Feed Speeds, RPMs, and Bit Life
My concern is the bit seems to be getting too hot, so life is an issue. I just cut 16 sheets and by the time I got to the 11th sheet, the bit sounds a little dull and I had to slow down to 200ipm feed to keep it going without bogging down. The tool is from Integra and they tell me I should spin at 18000 rpm and feed at 600ipm. I can do that if cutting 1/4" deep dados, but not on the through cuts. What am I doing wrong? Should I be using a different type of tool, smaller diameter, maybe a 1/4" bit instead?
From contributor P:
If the bit is getting too hot, I think you need to increase the feed rate. You should increase it until you start to see the cut quality start to degrade, then back it off a little. The larger the chips you form, the more heat you take off the tool. Going too slow causes the tool to heat up. If cut quality is not critical, use a single flute or a chipbreaker.
Let us know how it goes.
From contributor T:
Here's a formula to help get your speeds and feeds dialed in.

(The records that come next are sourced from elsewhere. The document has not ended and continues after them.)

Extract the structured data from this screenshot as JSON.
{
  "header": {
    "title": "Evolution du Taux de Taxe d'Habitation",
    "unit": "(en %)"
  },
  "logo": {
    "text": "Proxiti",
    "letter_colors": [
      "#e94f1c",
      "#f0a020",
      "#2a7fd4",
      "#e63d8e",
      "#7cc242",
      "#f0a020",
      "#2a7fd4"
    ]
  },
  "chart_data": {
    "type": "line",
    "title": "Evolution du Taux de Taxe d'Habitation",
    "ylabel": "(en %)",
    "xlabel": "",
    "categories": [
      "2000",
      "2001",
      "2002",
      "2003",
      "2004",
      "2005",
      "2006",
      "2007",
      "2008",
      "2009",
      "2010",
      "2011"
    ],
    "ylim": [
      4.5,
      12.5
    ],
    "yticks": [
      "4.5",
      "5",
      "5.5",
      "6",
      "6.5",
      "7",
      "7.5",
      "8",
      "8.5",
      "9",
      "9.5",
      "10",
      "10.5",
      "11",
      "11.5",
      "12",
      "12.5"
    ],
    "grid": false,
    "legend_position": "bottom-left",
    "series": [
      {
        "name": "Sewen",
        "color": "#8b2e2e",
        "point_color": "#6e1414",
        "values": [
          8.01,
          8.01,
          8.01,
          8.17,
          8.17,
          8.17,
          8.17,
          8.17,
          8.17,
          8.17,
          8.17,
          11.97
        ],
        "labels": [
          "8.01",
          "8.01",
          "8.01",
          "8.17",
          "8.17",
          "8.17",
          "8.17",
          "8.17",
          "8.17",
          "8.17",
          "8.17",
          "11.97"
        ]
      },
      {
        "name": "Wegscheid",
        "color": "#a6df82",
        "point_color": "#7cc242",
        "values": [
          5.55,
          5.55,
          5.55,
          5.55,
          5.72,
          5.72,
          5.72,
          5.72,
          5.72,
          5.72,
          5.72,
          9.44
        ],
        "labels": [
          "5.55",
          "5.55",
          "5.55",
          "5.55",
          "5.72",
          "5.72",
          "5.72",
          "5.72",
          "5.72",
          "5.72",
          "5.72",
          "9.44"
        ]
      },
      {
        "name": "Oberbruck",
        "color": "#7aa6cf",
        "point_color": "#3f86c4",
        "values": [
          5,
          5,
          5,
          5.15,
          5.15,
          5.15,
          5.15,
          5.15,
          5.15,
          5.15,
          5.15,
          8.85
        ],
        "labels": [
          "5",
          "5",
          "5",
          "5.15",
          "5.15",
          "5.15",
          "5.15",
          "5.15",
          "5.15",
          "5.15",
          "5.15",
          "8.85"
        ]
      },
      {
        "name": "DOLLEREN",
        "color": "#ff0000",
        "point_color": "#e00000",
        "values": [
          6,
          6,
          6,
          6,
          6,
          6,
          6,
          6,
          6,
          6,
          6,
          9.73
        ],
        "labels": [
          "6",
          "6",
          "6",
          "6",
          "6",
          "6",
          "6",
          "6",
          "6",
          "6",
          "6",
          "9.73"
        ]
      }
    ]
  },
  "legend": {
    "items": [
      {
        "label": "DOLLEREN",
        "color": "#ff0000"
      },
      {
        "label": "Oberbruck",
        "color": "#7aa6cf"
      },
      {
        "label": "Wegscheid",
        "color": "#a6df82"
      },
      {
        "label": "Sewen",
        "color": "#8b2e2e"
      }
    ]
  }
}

(chipload) x (# of cutting edges) x (rpm) = feed rate
From contributor A:
Try a 3/8" 2 flute cutter. The smaller diameter may allow you to boost the cutting speed to keep the bit from burning. I cut mostly 3/4 ply at 600ipm and 16000rpm, getting 100 plus sheets per bit.
From contributor J:
I'm having the same problem that the questioner is having with burning, and when the bit gets dull, it starts slipping inside the collet. I think that I am probably cutting too slow also. I'm using a 2 flute 3/8" straight bit making 2 passes at about 200ipm and cutting 3/4 birch and maple running a 8hp hsd spindle. Are you using a straight flute upcut or compression, and what size router are you running? Are you making more than 1 pass?
From contributor G:
You are burning up your tool, because you are recutting the chips. Reduce your RPM to 12K. Longer tool life will be the result. At 600 IPM, your RPM should be 15-16K. Most firms (and I do mean most) reduce the feed speeds; they should increase feeds or reduce RPM. Remember, make chips, not dust.